Visitation rose to nearly 13,000 people, a 7 per cent increase from 2016 and double the attendance of 2013.
Executive director Peter Cantelon said the increase is encouraging to see, especially in today’s environment. “Museums and art organizations have struggled, not just provincially or nationally but globally,” he said. “We’re in a more restrained funding environment. People are not necessarily traveling as much as they would, so we’re really happy to see that kind of growth.”
In the past 20 years, CFDC has seen almost 158,000 people pass through its doors, which translates to more than $9 million in tourism revenue, which goes right back into the local economy.
More than 85 per cent of visitors to CFDC were from outside of the region, which covers the Morden/Winkler area and the R.M. of Stanley and Thompson. The past year alone saw visitors from 47 countries, 38 American states, every Canadian province and one territory.
Cantelon said it has to do with focused communication. “We’ve spent the last few years making sure people are aware that we’re here,” he said. “That’s the biggest battle, ensuring that there’s some acknowledgement of the uniqueness of the Fossil Discovery Centre.”
“It’s not a matter of people going ‘We don’t want to visit the CFDC because we don’t think it’s interesting,’ it’s a matter of people finding out it exists and wanting to be down here,” he added.
Cantelon hopes visitation will continue to rise, and added that the museum could be seeing more people.

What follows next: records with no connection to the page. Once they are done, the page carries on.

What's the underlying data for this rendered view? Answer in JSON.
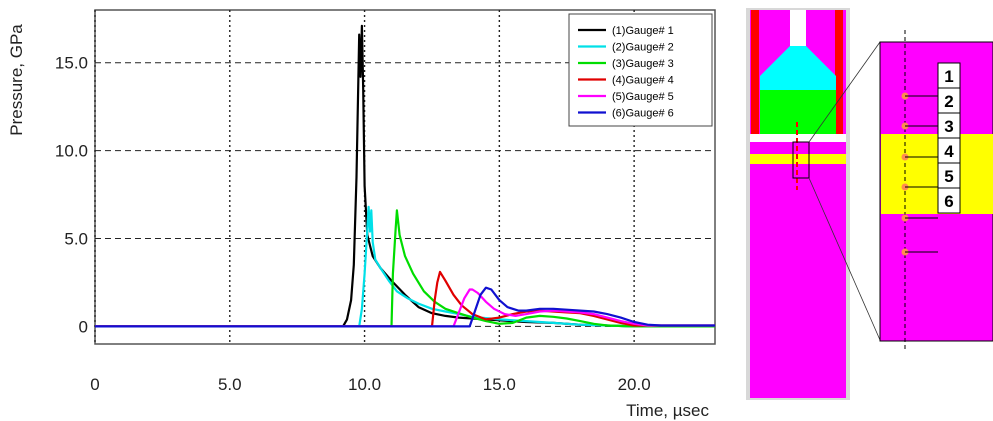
{
  "chart_data": {
    "type": "line",
    "xlabel": "Time, µsec",
    "ylabel": "Pressure, GPa",
    "xlim": [
      0,
      23
    ],
    "ylim": [
      -1,
      18
    ],
    "x_ticks": [
      0,
      5,
      10,
      15,
      20
    ],
    "x_tick_labels": [
      "0",
      "5.0",
      "10.0",
      "15.0",
      "20.0"
    ],
    "y_ticks": [
      0,
      5,
      10,
      15
    ],
    "y_tick_labels": [
      "0",
      "5.0",
      "10.0",
      "15.0"
    ],
    "grid": true,
    "legend_position": "top-right",
    "series": [
      {
        "name": "(1)Gauge# 1",
        "color": "#000000",
        "x": [
          0,
          9.2,
          9.35,
          9.5,
          9.6,
          9.7,
          9.8,
          9.85,
          9.9,
          9.95,
          10.0,
          10.1,
          10.3,
          10.6,
          11.0,
          11.5,
          12.0,
          12.5,
          13.0,
          13.5,
          14.0,
          14.5,
          15.0,
          16.0,
          17.0,
          18.0,
          19.0,
          20.0,
          23.0
        ],
        "y": [
          0,
          0,
          0.4,
          1.5,
          3.5,
          8.5,
          16.6,
          14.2,
          17.1,
          13.5,
          8.0,
          5.2,
          4.0,
          3.3,
          2.6,
          1.8,
          1.1,
          0.75,
          0.6,
          0.5,
          0.45,
          0.4,
          0.35,
          0.25,
          0.2,
          0.1,
          0.05,
          0,
          0
        ]
      },
      {
        "name": "(2)Gauge# 2",
        "color": "#00e0e8",
        "x": [
          0,
          9.8,
          9.9,
          10.0,
          10.1,
          10.15,
          10.2,
          10.25,
          10.3,
          10.4,
          10.6,
          10.9,
          11.2,
          11.6,
          12.0,
          12.5,
          13.0,
          13.5,
          14.0,
          15.0,
          16.0,
          17.0,
          18.0,
          19.0,
          20.0,
          23.0
        ],
        "y": [
          0,
          0,
          1.0,
          3.0,
          5.5,
          6.8,
          5.4,
          6.6,
          4.8,
          3.8,
          3.3,
          2.6,
          2.0,
          1.6,
          1.3,
          1.0,
          0.85,
          0.7,
          0.55,
          0.4,
          0.3,
          0.2,
          0.1,
          0.05,
          0,
          0
        ]
      },
      {
        "name": "(3)Gauge# 3",
        "color": "#00dd00",
        "x": [
          0,
          11.0,
          11.05,
          11.15,
          11.2,
          11.3,
          11.5,
          11.8,
          12.2,
          12.6,
          13.0,
          13.4,
          14.0,
          14.5,
          15.0,
          15.5,
          16.0,
          16.5,
          17.0,
          17.5,
          18.0,
          18.5,
          19.0,
          20.0,
          23.0
        ],
        "y": [
          0,
          0,
          3.0,
          5.5,
          6.6,
          5.2,
          4.0,
          3.0,
          2.0,
          1.4,
          1.0,
          0.8,
          0.5,
          0.3,
          0.15,
          0.2,
          0.5,
          0.6,
          0.55,
          0.45,
          0.3,
          0.15,
          0.05,
          0,
          0
        ]
      },
      {
        "name": "(4)Gauge# 4",
        "color": "#e00000",
        "x": [
          0,
          12.5,
          12.6,
          12.7,
          12.8,
          13.0,
          13.3,
          13.6,
          14.0,
          14.5,
          15.0,
          15.5,
          16.0,
          16.5,
          17.0,
          17.5,
          18.0,
          18.5,
          19.0,
          19.5,
          20.0,
          23.0
        ],
        "y": [
          0,
          0,
          1.5,
          2.5,
          3.1,
          2.6,
          1.8,
          1.2,
          0.7,
          0.4,
          0.5,
          0.7,
          0.85,
          0.9,
          0.85,
          0.8,
          0.75,
          0.6,
          0.4,
          0.2,
          0.05,
          0.05
        ]
      },
      {
        "name": "(5)Gauge# 5",
        "color": "#ff00ff",
        "x": [
          0,
          13.3,
          13.5,
          13.7,
          13.9,
          14.0,
          14.2,
          14.5,
          14.8,
          15.2,
          15.6,
          16.0,
          16.5,
          17.0,
          17.5,
          18.0,
          18.5,
          19.0,
          19.5,
          20.0,
          20.5,
          23.0
        ],
        "y": [
          0,
          0,
          0.8,
          1.6,
          2.1,
          2.1,
          1.9,
          1.4,
          1.0,
          0.7,
          0.6,
          0.7,
          0.85,
          0.9,
          0.85,
          0.8,
          0.7,
          0.5,
          0.3,
          0.15,
          0.05,
          0.05
        ]
      },
      {
        "name": "(6)Gauge# 6",
        "color": "#1010d0",
        "x": [
          0,
          13.9,
          14.1,
          14.3,
          14.5,
          14.7,
          15.0,
          15.3,
          15.7,
          16.0,
          16.5,
          17.0,
          17.5,
          18.0,
          18.5,
          19.0,
          19.5,
          20.0,
          20.5,
          21.0,
          23.0
        ],
        "y": [
          0,
          0,
          0.9,
          1.8,
          2.2,
          2.1,
          1.5,
          1.1,
          0.9,
          0.9,
          1.0,
          1.0,
          0.95,
          0.9,
          0.85,
          0.7,
          0.5,
          0.25,
          0.1,
          0.05,
          0.05
        ]
      }
    ]
  },
  "diagram": {
    "gauge_labels": [
      "1",
      "2",
      "3",
      "4",
      "5",
      "6"
    ],
    "colors": {
      "magenta": "#ff00ff",
      "red": "#ff0000",
      "cyan": "#00ffff",
      "green": "#00ff00",
      "yellow": "#ffff00",
      "frame": "#d0d0d0",
      "gauge_marker": "#ff8c50"
    }
  }
}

“We’ve done enough demographic research based on other facilities like ours in similar population regions to know that if we were firing on all cylinders and our message was penetrating the market effectively, we should be seeing somewhere in the range of 60,000 visitors annually.”
2017 also saw the addition of another roadside attraction. Built by Morden resident and sculptor Adolfo Cuetara, the turtle bookends the west side of Morden. CFDC held a naming contest and after receiving hundreds of suggestions, the giant archelon turtle has been dubbed Archie.
CFDC also established the Dr. Elizabeth ‘Betsy’ Nicholls Award for Excellence in Paleontology, unveiled a new seven metre Allosaurus exhibit, and rolled out two mobile apps to enhance the visitor experience.
Cantelon said 2018 will bring some new things to the museum. “That’s one of the things that continues to bring people back,” he said. “We don’t just want new visitors, we want people to return.”
CFDC admission prices will not be rising, and Cantelon said they will continue to add value to each visit. “We’re going to explore new digital projects,” he said. “We have one, possibly two very significant new exhibits coming in 2018 as well as additional changes to exhibits. Programming is being broadened so we can involve more people of different ages. There’s so much that we’re excited for in 2018.”